Certain creditors of a North Sydney-based ad agency are apparently so incensed with Liam Bailey that they’ve forced him to convene a meeting next week to consider replacing the O’Brien Palmer partner as liquidator of McCorkell & Associates (McCorkell).
While trade media coverage has suggested the creditors have been irked by pre-appointment referral advice Bailey provided to sole McCorkell director Scott Keith McCorkell prior to the winding up, Bailey told iNO that the request to convene a meeting was for a very different reason.
“One of the creditors demanded access to the books and records of the company,” Bailey said yesterday, adding that he was well within his rights to decline such a demand, unaccompanied as it was by any order of the court.
His refusal he said prompted the creditor – who is the former managing director – to petition to convene next Wednesday’s meeting.
This was a very different reason to that reported in trade media, which focussed on Bailey’s referral of a business valuer to the director ahead of the director executing a business sale agreement (BSA) which saw the business assets and the bulk of the employees transferred to a recently incorporated entity called the McCorkell Group Pty Limited on December 14, 2022.

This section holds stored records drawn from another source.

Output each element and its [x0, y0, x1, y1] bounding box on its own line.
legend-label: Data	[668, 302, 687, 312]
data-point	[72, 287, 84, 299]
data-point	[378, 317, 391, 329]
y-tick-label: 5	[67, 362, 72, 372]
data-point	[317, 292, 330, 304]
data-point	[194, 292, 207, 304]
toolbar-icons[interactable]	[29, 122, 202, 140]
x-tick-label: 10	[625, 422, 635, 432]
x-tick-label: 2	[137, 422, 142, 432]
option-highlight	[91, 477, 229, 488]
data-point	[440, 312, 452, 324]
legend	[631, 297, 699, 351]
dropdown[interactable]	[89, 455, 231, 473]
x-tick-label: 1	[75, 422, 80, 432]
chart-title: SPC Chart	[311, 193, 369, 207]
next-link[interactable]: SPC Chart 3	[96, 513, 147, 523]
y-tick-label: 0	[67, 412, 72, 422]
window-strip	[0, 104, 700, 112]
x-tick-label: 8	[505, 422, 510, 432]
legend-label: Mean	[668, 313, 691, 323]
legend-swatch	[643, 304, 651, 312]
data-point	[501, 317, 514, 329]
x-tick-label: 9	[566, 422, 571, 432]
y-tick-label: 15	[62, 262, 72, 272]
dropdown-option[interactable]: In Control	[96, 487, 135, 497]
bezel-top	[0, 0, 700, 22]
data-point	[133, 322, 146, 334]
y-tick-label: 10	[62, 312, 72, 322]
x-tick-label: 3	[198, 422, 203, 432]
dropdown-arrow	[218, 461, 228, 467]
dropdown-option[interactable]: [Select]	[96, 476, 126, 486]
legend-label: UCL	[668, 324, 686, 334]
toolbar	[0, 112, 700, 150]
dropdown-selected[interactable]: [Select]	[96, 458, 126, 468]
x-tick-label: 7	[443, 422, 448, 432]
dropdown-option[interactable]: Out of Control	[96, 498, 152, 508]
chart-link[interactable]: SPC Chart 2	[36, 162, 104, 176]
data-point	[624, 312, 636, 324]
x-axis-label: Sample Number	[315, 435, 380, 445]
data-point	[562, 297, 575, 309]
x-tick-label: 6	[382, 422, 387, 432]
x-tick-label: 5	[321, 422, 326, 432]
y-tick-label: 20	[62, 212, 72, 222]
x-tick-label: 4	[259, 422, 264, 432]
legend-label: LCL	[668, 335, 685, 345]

Trade debtors of more than $1 million were also assigned to the new entity and Bailey was appointed liquidator the following day.
McCorkell Group, which is jointly owned by Scott and Georgina McCorkell, was brought into corporate being on November 24, 2022.
The valuer Bailey referred to McCorkell was Groves & Partners director Andrew Whittingham, son of veteran Sydney liquidator Ken Whittingham who these days plies his trade at Kroll.
After accounting for total liabilities of $2.208 million, including the transfer to McCorkell Group of almost $1.65 million in employee entitlements and an assignment of a secured debt of more than $560,000, Whittingham valued the business at a shade under $30,000.
Bailey has already reported that he regards the valuation as reasonable and the BSA as having been conducted on commercial terms.
The BSA contemplated the transfer of 41 employees to the new entity. That left Bailey having to tell 18 staff their employment had been terminated 10 days before Christmas.
Bailey was adamant his referring of a valuer was not the reason certain creditors wanted him replaced. It was he insisted, all about his refusal to allow access to the books and records.
Curiously he’s already had a resolution passed to enable destruction of said books and records before the statutory 5 year period despite the director not producing a RoCAP as at January 31, 2023.
But if next Wednesday proceeds as certain creditors want, the books and records issue will become a problem for aspiring replacement liquidator Michael Hogan of Hogan Sprowles.